Unten setzte er sich auf eine kleine Landzunge. Die Wellen brandeten ans Ufer. Wenn er irgendwo ein kleines Bastfloß zu Wasser lassen würde, würde es bestimmt auch hier an Land treiben. Doch sobald sich die Windrichtung änderte, würden die Wellen das Floß zu einem der Strände in den vielen anderen Buchten tragen. Hatte der Täter vielleicht hier gesessen und auf die richtige Windrichtung gewartet, bevor er seine Floße ins Wasser setzte? Nicht ganz von der Hand zu weisen. Ein Boot hätte mehr Aufmerksamkeit erregt und hätte sich hinterher auch leichter aufspüren lassen.

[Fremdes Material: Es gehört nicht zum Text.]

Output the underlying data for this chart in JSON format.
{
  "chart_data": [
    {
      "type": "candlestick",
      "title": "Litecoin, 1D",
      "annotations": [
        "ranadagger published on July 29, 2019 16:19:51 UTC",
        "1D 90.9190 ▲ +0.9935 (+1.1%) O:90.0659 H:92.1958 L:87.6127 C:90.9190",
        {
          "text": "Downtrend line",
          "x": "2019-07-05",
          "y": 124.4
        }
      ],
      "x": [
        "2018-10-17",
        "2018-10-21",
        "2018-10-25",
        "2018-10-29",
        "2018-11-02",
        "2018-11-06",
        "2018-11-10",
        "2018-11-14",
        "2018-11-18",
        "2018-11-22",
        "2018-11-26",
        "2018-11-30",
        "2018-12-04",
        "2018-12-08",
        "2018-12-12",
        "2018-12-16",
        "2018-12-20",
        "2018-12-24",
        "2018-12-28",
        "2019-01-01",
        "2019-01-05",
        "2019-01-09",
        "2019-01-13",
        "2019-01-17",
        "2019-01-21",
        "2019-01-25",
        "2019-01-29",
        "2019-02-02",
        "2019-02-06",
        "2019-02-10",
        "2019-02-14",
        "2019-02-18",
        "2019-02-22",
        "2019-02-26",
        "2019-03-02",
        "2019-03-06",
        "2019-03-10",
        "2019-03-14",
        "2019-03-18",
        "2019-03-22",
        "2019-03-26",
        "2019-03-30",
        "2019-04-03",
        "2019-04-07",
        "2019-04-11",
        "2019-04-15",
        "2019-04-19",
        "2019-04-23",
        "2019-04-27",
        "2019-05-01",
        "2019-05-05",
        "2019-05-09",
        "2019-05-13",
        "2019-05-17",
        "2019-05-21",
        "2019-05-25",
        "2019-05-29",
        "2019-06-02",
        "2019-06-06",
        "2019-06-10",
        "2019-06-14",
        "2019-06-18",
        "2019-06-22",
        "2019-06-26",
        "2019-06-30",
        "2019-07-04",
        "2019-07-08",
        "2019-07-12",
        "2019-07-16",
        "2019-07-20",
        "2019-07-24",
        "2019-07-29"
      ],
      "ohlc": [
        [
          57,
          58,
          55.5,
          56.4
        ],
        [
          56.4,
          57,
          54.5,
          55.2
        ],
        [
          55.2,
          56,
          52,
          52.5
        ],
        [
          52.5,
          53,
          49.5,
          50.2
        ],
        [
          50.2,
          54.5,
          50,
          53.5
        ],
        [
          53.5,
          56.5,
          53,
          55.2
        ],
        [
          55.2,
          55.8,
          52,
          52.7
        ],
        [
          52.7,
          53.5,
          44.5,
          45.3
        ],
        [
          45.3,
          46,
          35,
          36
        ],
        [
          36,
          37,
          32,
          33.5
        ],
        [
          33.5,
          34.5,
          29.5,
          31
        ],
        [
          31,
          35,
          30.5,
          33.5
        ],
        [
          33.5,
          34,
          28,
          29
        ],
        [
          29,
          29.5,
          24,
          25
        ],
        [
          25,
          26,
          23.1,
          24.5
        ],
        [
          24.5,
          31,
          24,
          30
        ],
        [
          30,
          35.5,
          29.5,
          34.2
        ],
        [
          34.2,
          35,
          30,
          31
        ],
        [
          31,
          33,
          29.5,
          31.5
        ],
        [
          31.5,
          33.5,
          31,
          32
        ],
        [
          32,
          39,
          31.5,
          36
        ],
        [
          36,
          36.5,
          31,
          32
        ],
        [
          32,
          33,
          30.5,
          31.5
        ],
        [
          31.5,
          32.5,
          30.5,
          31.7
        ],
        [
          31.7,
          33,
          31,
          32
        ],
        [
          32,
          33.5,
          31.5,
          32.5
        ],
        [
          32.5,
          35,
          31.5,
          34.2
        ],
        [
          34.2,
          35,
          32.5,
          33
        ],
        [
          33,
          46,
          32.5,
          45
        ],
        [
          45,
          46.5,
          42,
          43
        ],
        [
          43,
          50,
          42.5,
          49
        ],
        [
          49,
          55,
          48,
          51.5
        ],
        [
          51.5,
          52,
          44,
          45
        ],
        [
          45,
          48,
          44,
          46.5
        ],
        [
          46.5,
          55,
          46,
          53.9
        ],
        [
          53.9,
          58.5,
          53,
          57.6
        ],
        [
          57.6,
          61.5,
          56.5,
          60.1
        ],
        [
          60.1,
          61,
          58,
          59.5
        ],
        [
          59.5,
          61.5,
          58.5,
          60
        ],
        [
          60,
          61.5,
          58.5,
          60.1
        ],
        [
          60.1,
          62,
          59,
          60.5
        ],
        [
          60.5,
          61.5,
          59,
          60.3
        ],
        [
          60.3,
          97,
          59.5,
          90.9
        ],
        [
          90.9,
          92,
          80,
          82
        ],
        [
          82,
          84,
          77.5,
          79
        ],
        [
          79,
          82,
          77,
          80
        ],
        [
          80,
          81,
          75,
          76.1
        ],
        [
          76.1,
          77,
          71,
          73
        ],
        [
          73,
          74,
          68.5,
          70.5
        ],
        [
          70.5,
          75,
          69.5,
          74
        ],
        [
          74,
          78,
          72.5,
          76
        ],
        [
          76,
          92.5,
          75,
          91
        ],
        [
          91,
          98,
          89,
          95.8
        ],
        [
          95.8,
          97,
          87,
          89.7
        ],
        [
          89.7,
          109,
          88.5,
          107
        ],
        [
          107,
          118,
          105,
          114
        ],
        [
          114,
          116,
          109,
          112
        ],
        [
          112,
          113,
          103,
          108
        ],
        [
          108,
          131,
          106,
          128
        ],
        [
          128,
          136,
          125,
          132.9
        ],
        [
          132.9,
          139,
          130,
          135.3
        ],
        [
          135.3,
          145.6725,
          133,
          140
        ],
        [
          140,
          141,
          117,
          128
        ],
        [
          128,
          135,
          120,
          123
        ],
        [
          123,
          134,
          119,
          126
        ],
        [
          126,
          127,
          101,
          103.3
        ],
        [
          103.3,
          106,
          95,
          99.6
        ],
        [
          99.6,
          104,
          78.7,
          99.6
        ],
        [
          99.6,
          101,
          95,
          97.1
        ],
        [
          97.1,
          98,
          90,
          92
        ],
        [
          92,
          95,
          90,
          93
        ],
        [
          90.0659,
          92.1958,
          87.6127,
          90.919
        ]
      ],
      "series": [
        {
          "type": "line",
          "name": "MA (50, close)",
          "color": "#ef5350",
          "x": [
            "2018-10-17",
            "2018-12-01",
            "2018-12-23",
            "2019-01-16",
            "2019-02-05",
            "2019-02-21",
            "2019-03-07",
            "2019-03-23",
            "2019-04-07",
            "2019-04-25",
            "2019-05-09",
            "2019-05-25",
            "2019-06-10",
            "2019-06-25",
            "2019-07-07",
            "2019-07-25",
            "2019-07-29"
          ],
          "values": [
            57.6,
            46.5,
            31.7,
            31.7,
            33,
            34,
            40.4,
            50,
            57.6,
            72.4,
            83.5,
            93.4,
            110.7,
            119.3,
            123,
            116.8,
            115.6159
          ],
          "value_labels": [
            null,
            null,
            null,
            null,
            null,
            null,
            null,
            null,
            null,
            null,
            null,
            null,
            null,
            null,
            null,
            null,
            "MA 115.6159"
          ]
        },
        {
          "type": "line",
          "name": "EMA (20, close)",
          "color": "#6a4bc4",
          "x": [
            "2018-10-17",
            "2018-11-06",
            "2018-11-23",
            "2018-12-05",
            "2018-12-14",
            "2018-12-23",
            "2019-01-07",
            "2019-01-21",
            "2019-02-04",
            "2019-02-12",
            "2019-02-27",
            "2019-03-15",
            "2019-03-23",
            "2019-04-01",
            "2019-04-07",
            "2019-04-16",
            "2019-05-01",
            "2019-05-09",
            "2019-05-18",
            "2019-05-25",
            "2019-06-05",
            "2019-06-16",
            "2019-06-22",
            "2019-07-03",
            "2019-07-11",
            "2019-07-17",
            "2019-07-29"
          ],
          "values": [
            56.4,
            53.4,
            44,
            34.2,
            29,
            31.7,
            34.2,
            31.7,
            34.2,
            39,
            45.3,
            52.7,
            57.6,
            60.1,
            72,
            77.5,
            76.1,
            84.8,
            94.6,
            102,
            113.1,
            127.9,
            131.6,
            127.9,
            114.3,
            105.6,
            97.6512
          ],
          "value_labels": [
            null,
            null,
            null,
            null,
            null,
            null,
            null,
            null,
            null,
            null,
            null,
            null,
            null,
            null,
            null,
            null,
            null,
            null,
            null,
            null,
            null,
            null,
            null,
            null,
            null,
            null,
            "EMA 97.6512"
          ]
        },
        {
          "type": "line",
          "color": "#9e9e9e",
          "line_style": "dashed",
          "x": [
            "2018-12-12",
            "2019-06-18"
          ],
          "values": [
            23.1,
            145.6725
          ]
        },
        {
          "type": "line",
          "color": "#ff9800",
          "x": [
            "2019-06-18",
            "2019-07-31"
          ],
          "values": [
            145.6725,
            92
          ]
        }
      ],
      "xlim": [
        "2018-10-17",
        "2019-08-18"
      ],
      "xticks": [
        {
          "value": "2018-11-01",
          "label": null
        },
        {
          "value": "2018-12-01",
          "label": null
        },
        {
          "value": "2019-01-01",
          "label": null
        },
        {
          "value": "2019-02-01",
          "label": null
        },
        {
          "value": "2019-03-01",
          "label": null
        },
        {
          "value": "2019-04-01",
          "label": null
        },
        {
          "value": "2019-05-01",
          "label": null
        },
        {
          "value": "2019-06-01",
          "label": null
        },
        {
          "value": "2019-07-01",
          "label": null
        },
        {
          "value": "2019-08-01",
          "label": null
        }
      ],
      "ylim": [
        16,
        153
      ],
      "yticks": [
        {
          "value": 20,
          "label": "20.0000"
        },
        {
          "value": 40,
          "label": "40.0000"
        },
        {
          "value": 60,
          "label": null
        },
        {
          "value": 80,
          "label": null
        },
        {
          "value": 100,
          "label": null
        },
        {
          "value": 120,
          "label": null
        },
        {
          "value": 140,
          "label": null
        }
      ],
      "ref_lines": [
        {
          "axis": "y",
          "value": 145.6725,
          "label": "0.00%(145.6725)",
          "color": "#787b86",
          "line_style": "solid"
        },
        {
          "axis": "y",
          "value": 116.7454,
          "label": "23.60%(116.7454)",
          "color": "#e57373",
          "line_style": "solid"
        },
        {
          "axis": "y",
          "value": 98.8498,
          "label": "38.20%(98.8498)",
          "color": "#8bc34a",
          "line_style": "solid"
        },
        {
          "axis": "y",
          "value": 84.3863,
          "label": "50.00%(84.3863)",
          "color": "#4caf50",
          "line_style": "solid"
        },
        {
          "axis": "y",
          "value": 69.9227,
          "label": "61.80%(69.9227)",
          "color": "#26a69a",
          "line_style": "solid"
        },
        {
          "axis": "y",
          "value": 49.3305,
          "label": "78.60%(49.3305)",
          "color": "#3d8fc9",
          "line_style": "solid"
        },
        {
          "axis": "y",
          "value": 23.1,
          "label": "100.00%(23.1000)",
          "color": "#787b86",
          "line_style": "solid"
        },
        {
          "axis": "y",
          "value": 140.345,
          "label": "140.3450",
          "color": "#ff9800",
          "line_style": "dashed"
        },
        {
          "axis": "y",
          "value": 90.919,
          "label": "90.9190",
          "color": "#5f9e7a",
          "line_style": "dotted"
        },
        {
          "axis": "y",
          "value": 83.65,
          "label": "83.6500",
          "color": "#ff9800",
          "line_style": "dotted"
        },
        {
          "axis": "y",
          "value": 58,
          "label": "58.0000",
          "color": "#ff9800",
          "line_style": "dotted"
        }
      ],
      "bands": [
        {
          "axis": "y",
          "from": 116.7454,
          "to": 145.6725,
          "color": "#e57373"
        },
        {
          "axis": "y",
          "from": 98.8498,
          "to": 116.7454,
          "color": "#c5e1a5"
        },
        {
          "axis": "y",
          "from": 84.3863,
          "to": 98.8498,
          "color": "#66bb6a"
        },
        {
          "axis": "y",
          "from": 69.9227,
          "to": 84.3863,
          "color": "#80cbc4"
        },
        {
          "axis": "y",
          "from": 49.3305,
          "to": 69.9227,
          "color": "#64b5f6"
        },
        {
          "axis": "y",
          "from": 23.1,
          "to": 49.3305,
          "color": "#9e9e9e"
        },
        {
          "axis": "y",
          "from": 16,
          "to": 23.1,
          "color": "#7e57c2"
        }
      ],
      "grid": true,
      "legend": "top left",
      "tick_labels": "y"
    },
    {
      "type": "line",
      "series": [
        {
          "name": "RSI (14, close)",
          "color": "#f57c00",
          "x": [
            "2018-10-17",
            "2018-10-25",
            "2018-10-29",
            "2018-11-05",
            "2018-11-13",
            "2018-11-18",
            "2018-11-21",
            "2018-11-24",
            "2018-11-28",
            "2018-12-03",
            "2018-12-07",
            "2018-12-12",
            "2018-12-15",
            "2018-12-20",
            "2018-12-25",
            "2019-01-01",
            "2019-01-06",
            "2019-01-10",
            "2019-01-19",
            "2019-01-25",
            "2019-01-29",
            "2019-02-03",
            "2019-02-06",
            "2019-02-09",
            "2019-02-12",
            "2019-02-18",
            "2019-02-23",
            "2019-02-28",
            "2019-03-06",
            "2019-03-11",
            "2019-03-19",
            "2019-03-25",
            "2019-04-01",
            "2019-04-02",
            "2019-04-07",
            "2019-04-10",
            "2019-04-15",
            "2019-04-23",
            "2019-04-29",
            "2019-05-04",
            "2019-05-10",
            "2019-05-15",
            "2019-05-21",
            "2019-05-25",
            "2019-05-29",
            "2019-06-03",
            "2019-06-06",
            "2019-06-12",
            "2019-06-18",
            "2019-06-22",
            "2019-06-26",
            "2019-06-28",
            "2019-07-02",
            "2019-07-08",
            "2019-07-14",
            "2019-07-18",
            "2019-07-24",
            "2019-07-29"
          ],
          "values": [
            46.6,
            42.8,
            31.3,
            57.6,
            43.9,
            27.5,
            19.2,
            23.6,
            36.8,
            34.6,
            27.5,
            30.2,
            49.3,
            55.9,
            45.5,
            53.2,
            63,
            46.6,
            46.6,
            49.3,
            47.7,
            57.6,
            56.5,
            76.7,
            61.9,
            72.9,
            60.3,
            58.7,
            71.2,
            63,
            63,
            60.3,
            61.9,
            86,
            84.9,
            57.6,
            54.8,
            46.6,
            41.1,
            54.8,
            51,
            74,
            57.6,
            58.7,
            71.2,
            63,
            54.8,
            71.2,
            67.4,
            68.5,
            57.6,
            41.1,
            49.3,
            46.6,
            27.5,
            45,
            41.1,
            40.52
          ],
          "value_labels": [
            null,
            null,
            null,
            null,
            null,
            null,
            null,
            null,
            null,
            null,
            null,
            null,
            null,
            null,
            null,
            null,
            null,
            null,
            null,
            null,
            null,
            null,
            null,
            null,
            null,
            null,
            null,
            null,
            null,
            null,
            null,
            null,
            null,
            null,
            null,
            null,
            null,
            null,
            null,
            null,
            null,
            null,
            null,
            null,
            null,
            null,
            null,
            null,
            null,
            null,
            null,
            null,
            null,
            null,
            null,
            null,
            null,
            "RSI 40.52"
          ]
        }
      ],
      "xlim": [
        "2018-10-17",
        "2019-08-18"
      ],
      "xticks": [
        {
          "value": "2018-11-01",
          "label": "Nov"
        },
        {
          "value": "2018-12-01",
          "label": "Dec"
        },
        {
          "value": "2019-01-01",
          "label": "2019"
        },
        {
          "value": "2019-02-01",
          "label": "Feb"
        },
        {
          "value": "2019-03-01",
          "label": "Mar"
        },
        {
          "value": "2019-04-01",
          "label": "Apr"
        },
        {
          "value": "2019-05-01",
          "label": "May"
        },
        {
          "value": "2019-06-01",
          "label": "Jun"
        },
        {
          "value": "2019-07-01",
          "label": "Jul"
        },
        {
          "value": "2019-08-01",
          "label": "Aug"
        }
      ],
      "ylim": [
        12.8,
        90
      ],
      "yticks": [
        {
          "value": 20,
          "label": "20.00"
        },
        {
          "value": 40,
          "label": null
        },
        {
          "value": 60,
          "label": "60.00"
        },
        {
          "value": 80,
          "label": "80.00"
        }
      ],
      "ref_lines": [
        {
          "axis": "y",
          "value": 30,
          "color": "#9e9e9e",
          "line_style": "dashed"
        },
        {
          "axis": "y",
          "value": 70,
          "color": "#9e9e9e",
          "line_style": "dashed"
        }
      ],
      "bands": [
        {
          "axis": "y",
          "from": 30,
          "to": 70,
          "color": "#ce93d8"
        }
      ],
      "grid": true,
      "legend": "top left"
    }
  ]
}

Niklas drehte sich um und nahm die Häuser näher in Augenschein. In acht brannte Licht. Also bestand auch die Möglichkeit, dass der Täter beobachtet worden war. Er zückte sein Handy und wählte Linds Nummer.
»Niklas? Wo bist du?«
»Ich weiß nicht, wie das hier heißt – der Strand, an dem die schwarz gekleidete Puppe gefunden wurde.«
»Kleivan. Was machst du da?«
»Ich sitze auf einer kleinen Landzunge. Ich glaube, dass er die Puppen hier ins Wasser gesetzt hat.«
»Und?«
»Das bedeutet, es könnte sein, dass er beobachtet wurde.«
Lind wartete auf die Fortsetzung.
»Es ist halb drei. Ich glaube, in ein paar Stunden treffen wir alle zu Hause an. Es wäre sicher von Vorteil, wenn wir jemanden schicken würden, den sie kennen. Außerdem möchte ich zu Ellen Steens Tante gehen und mir den Hausschlüssel noch mal geben lassen.«
»Haben wir was übersehen?«
»Kann sein. Er hat sie nicht grundlos so angezogen wie diese Tawana.«
»Okay. Ich sprech mal mit Norvald, der kennt da draußen jeden. Außerdem bekommen wir im Laufe des Abends noch Unterstützung vom Landeskriminalamt. Brocks will, dass der Sache so schnell wie möglich ein Ende gesetzt wird.«
»Irgendwas Neues von Ellen Steen?«
»Ich befürchte, am Status quo hat sich nichts geändert.«
Die Tante sah ihn vorwurfsvoll an, als er eine knappe halbe Stunde später bei ihr klingelte.